The conference is slated from Dec 7-18.
Interacting with a group of visiting Indian journalists at the office of the Intergovernmental Panel for Climate Change (IPCC) here through video conferencing, a senior official of the UNFCCC secretariat in Bonn said they were hopeful of the success of the Copenhagen conference - where the parties to the UNFCCC will meet to adopt a new roadmap for mitigating climate change beyond 2012.
“We feel that talks at Copenhagen will not fail. At the climate change conference at Bali in 2007, countries have promised to make the Copenhagen summit a success,” the UNFCCC official, who did not wish to be named, said.
Till now, not a single country has refused to fulfil its commitment to mitigating the threat of global climate change, he added.
However, he rued that negotiations are not moving fast. “Governments and politicians need to move fast ahead of the summit to come to conclusions on various conflicting issues,” he said.
Meanwhile, sources at the UNFCCC said that there is no contingency plan if the Copenhagen summit fails.
“We have less time. Just few years in hand to control climate change, or else we will lose the battle,” the official said.
The Copenhagen summit holds great significance as the Kyoto Protocol to prevent climate changes and global warming expires 2012.

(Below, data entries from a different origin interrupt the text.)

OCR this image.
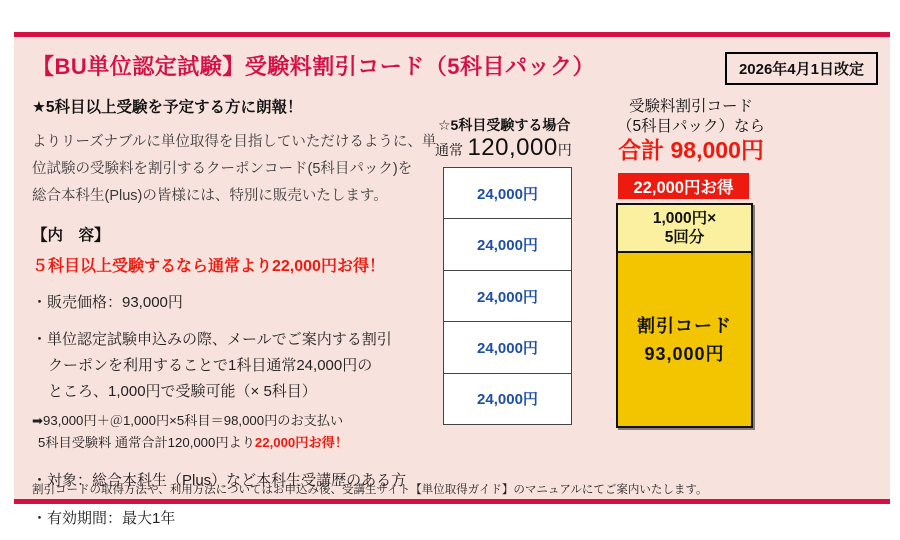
【BU単位認定試験】受験料割引コード（5科目パック）	2026年4月1日改定
★5科目以上受験を予定する方に朗報！
よりリーズナブルに単位取得を目指していただけるように、単
位試験の受験料を割引するクーポンコード(5科目パック)を
総合本科生(Plus)の皆様には、特別に販売いたします。
【内　容】
５科目以上受験するなら通常より22,000円お得！
・販売価格：93,000円
・単位認定試験申込みの際、メールでご案内する割引
クーポンを利用することで1科目通常24,000円の
ところ、1,000円で受験可能（× 5科目）
➡93,000円＋＠1,000円×5科目＝98,000円のお支払い
5科目受験料 通常合計120,000円より22,000円お得！
・対象：総合本科生（Plus）など本科生受講歴のある方
・有効期間：最大1年
☆5科目受験する場合
通常 120,000円
24,000円
24,000円
24,000円
24,000円
24,000円
受験料割引コード
（5科目パック）なら
合計 98,000円
22,000円お得
1,000円×
5回分
割引コード
93,000円
割引コードの取得方法や、利用方法についてはお申込み後、受講生サイト【単位取得ガイド】のマニュアルにてご案内いたします。
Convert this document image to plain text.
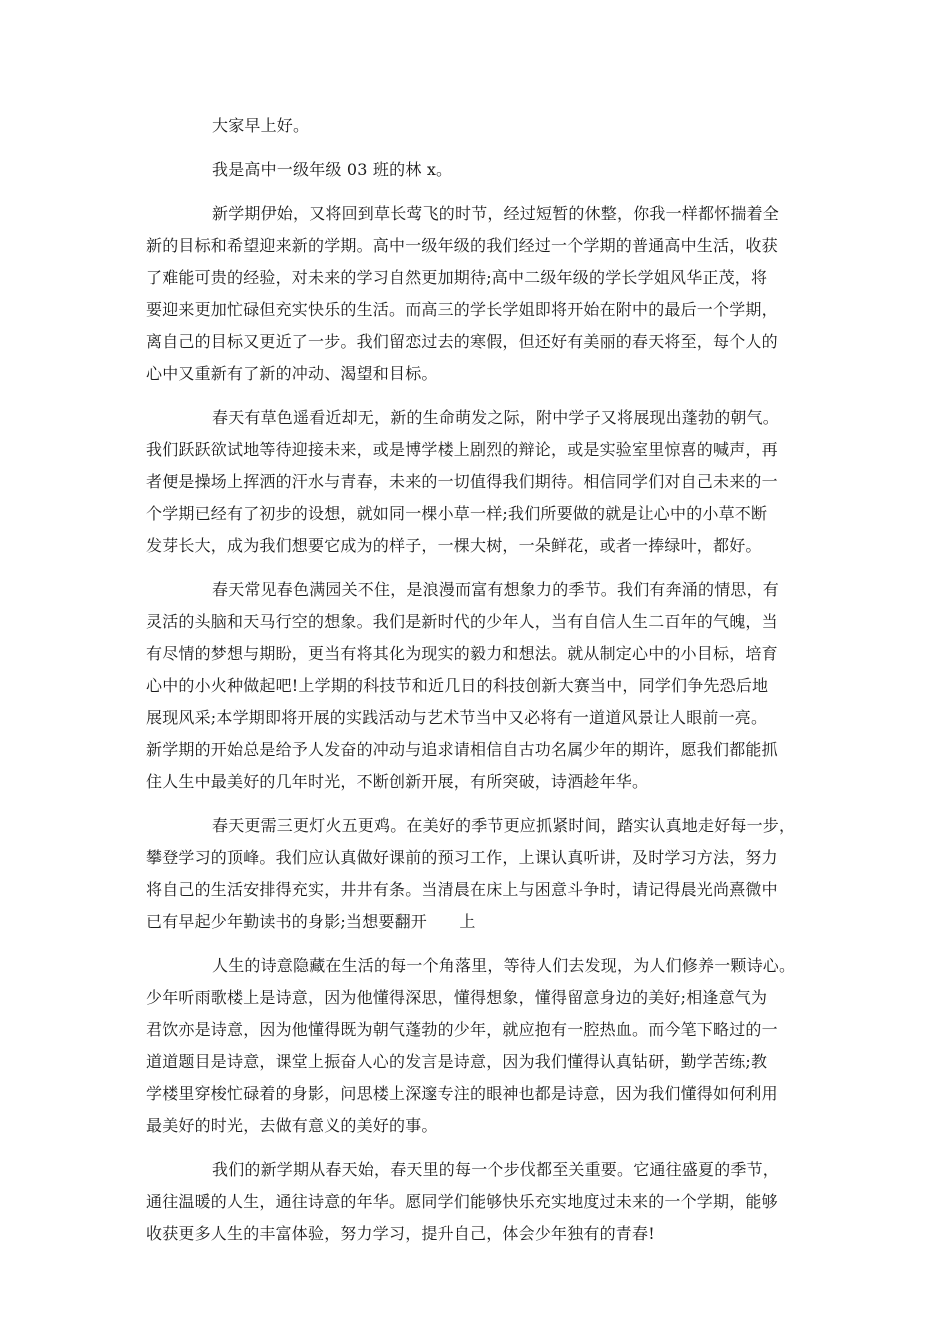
大家早上好。
我是高中一级年级 03 班的林 x。
新学期伊始，又将回到草长莺飞的时节，经过短暂的休整，你我一样都怀揣着全
新的目标和希望迎来新的学期。高中一级年级的我们经过一个学期的普通高中生活，收获
了难能可贵的经验，对未来的学习自然更加期待;高中二级年级的学长学姐风华正茂，将
要迎来更加忙碌但充实快乐的生活。而高三的学长学姐即将开始在附中的最后一个学期，
离自己的目标又更近了一步。我们留恋过去的寒假，但还好有美丽的春天将至，每个人的
心中又重新有了新的冲动、渴望和目标。
春天有草色遥看近却无，新的生命萌发之际，附中学子又将展现出蓬勃的朝气。
我们跃跃欲试地等待迎接未来，或是博学楼上剧烈的辩论，或是实验室里惊喜的喊声，再
者便是操场上挥洒的汗水与青春，未来的一切值得我们期待。相信同学们对自己未来的一
个学期已经有了初步的设想，就如同一棵小草一样;我们所要做的就是让心中的小草不断
发芽长大，成为我们想要它成为的样子，一棵大树，一朵鲜花，或者一捧绿叶，都好。
春天常见春色满园关不住，是浪漫而富有想象力的季节。我们有奔涌的情思，有
灵活的头脑和天马行空的想象。我们是新时代的少年人，当有自信人生二百年的气魄，当
有尽情的梦想与期盼，更当有将其化为现实的毅力和想法。就从制定心中的小目标，培育
心中的小火种做起吧!上学期的科技节和近几日的科技创新大赛当中，同学们争先恐后地
展现风采;本学期即将开展的实践活动与艺术节当中又必将有一道道风景让人眼前一亮。
新学期的开始总是给予人发奋的冲动与追求请相信自古功名属少年的期许，愿我们都能抓
住人生中最美好的几年时光，不断创新开展，有所突破，诗酒趁年华。
春天更需三更灯火五更鸡。在美好的季节更应抓紧时间，踏实认真地走好每一步，
攀登学习的顶峰。我们应认真做好课前的预习工作，上课认真听讲，及时学习方法，努力
将自己的生活安排得充实，井井有条。当清晨在床上与困意斗争时，请记得晨光尚熹微中
已有早起少年勤读书的身影;当想要翻开　　上
人生的诗意隐藏在生活的每一个角落里，等待人们去发现，为人们修养一颗诗心。
少年听雨歌楼上是诗意，因为他懂得深思，懂得想象，懂得留意身边的美好;相逢意气为
君饮亦是诗意，因为他懂得既为朝气蓬勃的少年，就应抱有一腔热血。而今笔下略过的一
道道题目是诗意，课堂上振奋人心的发言是诗意，因为我们懂得认真钻研，勤学苦练;教
学楼里穿梭忙碌着的身影，问思楼上深邃专注的眼神也都是诗意，因为我们懂得如何利用
最美好的时光，去做有意义的美好的事。
我们的新学期从春天始，春天里的每一个步伐都至关重要。它通往盛夏的季节，
通往温暖的人生，通往诗意的年华。愿同学们能够快乐充实地度过未来的一个学期，能够
收获更多人生的丰富体验，努力学习，提升自己，体会少年独有的青春!
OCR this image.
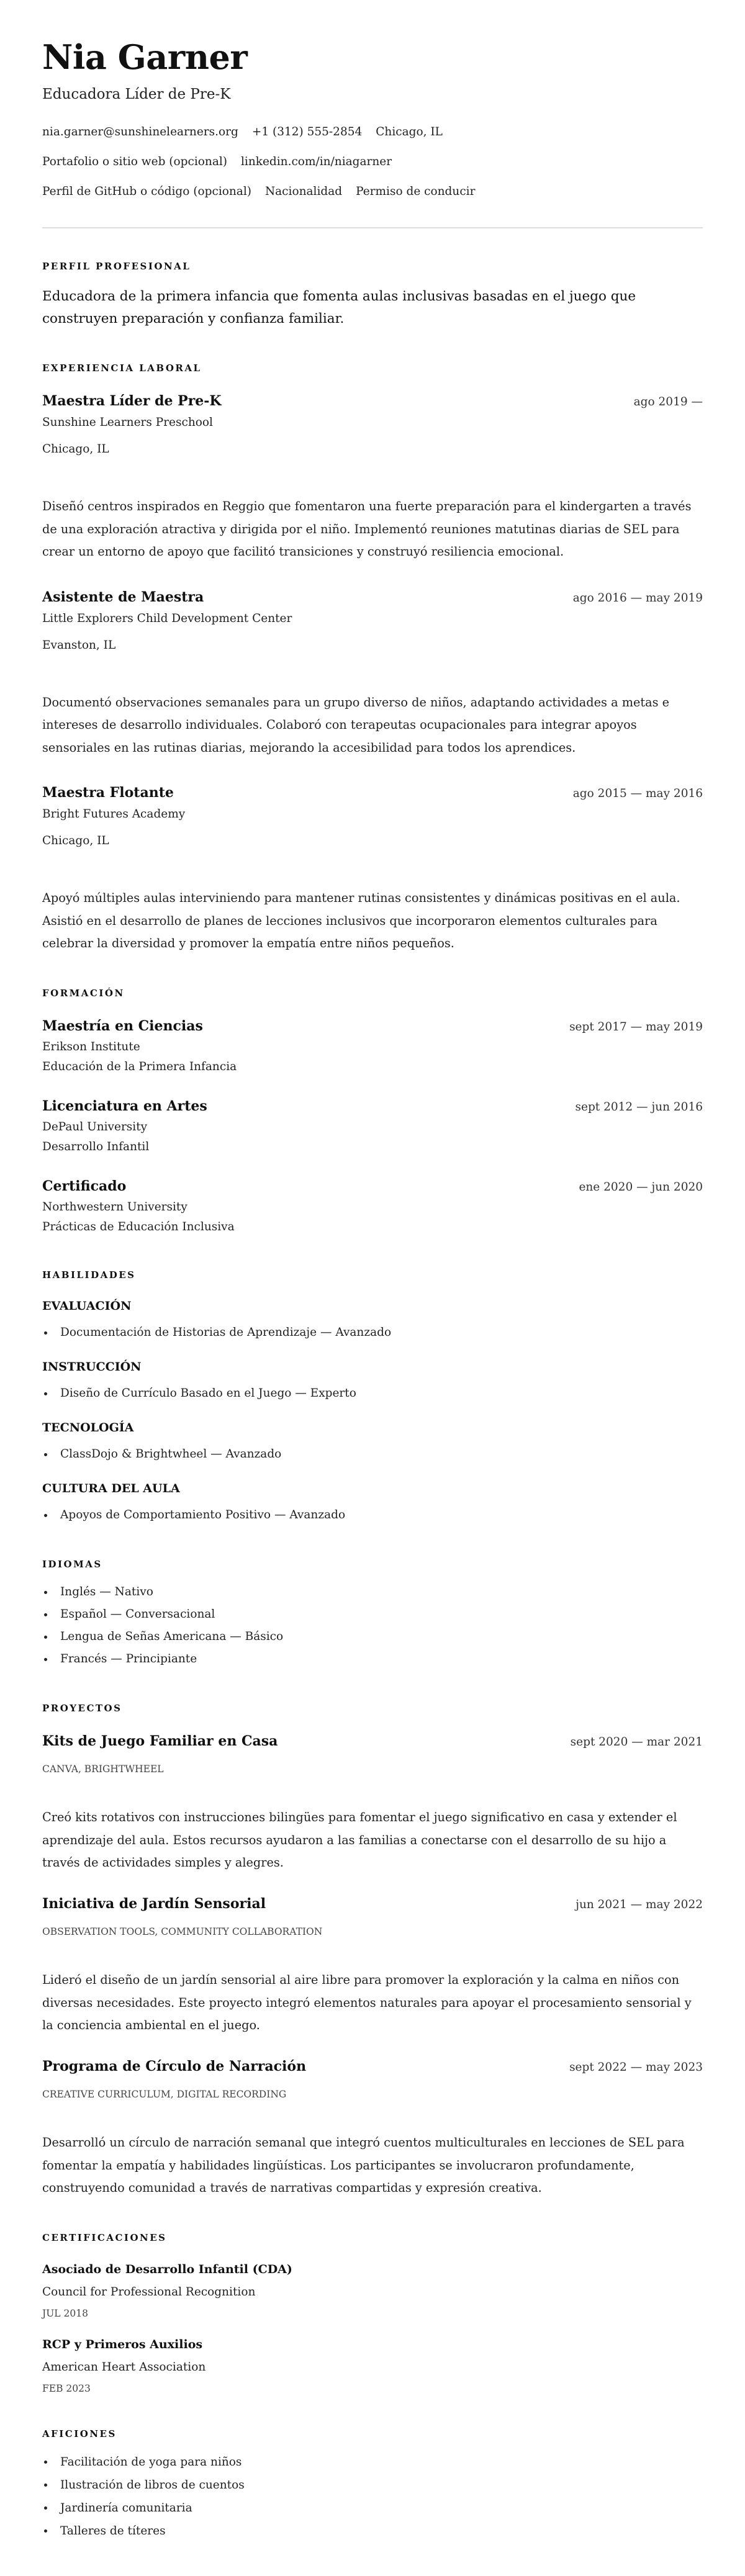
Nia Garner
Educadora Líder de Pre-K
nia.garner@sunshinelearners.org +1 (312) 555-2854 Chicago, IL
Portafolio o sitio web (opcional) linkedin.com/in/niagarner
Perfil de GitHub o código (opcional) Nacionalidad Permiso de conducir
PERFIL PROFESIONAL

Educadora de la primera infancia que fomenta aulas inclusivas basadas en el juego que construyen preparación y confianza familiar.

EXPERIENCIA LABORAL
Maestra Líder de Pre-K	ago 2019 —
Sunshine Learners Preschool
Chicago, IL
Diseñó centros inspirados en Reggio que fomentaron una fuerte preparación para el kindergarten a través de una exploración atractiva y dirigida por el niño. Implementó reuniones matutinas diarias de SEL para crear un entorno de apoyo que facilitó transiciones y construyó resiliencia emocional.
Asistente de Maestra	ago 2016 — may 2019
Little Explorers Child Development Center
Evanston, IL
Documentó observaciones semanales para un grupo diverso de niños, adaptando actividades a metas e intereses de desarrollo individuales. Colaboró con terapeutas ocupacionales para integrar apoyos sensoriales en las rutinas diarias, mejorando la accesibilidad para todos los aprendices.
Maestra Flotante	ago 2015 — may 2016
Bright Futures Academy
Chicago, IL
Apoyó múltiples aulas interviniendo para mantener rutinas consistentes y dinámicas positivas en el aula. Asistió en el desarrollo de planes de lecciones inclusivos que incorporaron elementos culturales para celebrar la diversidad y promover la empatía entre niños pequeños.
FORMACIÓN
Maestría en Ciencias	sept 2017 — may 2019
Erikson Institute
Educación de la Primera Infancia
Licenciatura en Artes	sept 2012 — jun 2016
DePaul University
Desarrollo Infantil
Certificado	ene 2020 — jun 2020
Northwestern University
Prácticas de Educación Inclusiva
HABILIDADES
EVALUACIÓN
Documentación de Historias de Aprendizaje — Avanzado
INSTRUCCIÓN
Diseño de Currículo Basado en el Juego — Experto
TECNOLOGÍA
ClassDojo & Brightwheel — Avanzado
CULTURA DEL AULA
Apoyos de Comportamiento Positivo — Avanzado
IDIOMAS
Inglés — Nativo
Español — Conversacional
Lengua de Señas Americana — Básico
Francés — Principiante
PROYECTOS
Kits de Juego Familiar en Casa	sept 2020 — mar 2021
CANVA, BRIGHTWHEEL
Creó kits rotativos con instrucciones bilingües para fomentar el juego significativo en casa y extender el aprendizaje del aula. Estos recursos ayudaron a las familias a conectarse con el desarrollo de su hijo a través de actividades simples y alegres.
Iniciativa de Jardín Sensorial	jun 2021 — may 2022
OBSERVATION TOOLS, COMMUNITY COLLABORATION
Lideró el diseño de un jardín sensorial al aire libre para promover la exploración y la calma en niños con diversas necesidades. Este proyecto integró elementos naturales para apoyar el procesamiento sensorial y la conciencia ambiental en el juego.
Programa de Círculo de Narración	sept 2022 — may 2023
CREATIVE CURRICULUM, DIGITAL RECORDING
Desarrolló un círculo de narración semanal que integró cuentos multiculturales en lecciones de SEL para fomentar la empatía y habilidades lingüísticas. Los participantes se involucraron profundamente, construyendo comunidad a través de narrativas compartidas y expresión creativa.
CERTIFICACIONES
Asociado de Desarrollo Infantil (CDA)
Council for Professional Recognition
JUL 2018
RCP y Primeros Auxilios
American Heart Association
FEB 2023
AFICIONES
Facilitación de yoga para niños
Ilustración de libros de cuentos
Jardinería comunitaria
Talleres de títeres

As per UNFCCC, the four political pre-requisites to achieve success in Copenhagen are clarity on targets to mitigate six major greenhouse gases by industrialised countries.
There should be also clarity on nationally appropriate mitigation actions of developing countries; clarity on how to generate support for mitigation and adaptation in developing countries and clarity on the governance structures to manage the generated support.
Ahead of Copenhagen, the current status of negotiations among various countries on reduction of green houses gases is between 15 to 21 percent. If India is demanding reduction of green house gases up to 79.2 percent, then European Union seeks 30 percent and China 40 percent.
“However, there is still lack of progress amongst various countries and much work still needs to be done,” said UNFCCC sources.
As far as the question of what India hopes to get out of the Copenhagen summit, experts said that the country’s issues like energy security and jobs would be addressed.
“India imports around 70 percent of its oil, and this will go up to 95 percent in 2030, unless patterns of access to energy change dramatically. India could generate 900,000 jobs in the area of biogas by 2025 and 100,000 jobs in solar photovoltaic sector by 2020,” said the official.
“India can be a major player in this new economy boom,” he added.
Official representatives from 170 countries are expected to be in the Copenhagen summit.
According to experts, the impact on climate change will be rise in temperature by 1.8 to 4 degrees Celsius across the globe by 2100.
There will be also rise in floods and droughts, leading to food and drinking water scarcity. Developing countries will be worst sufferers from climate change as they have limited resources to cope with the natural calamities.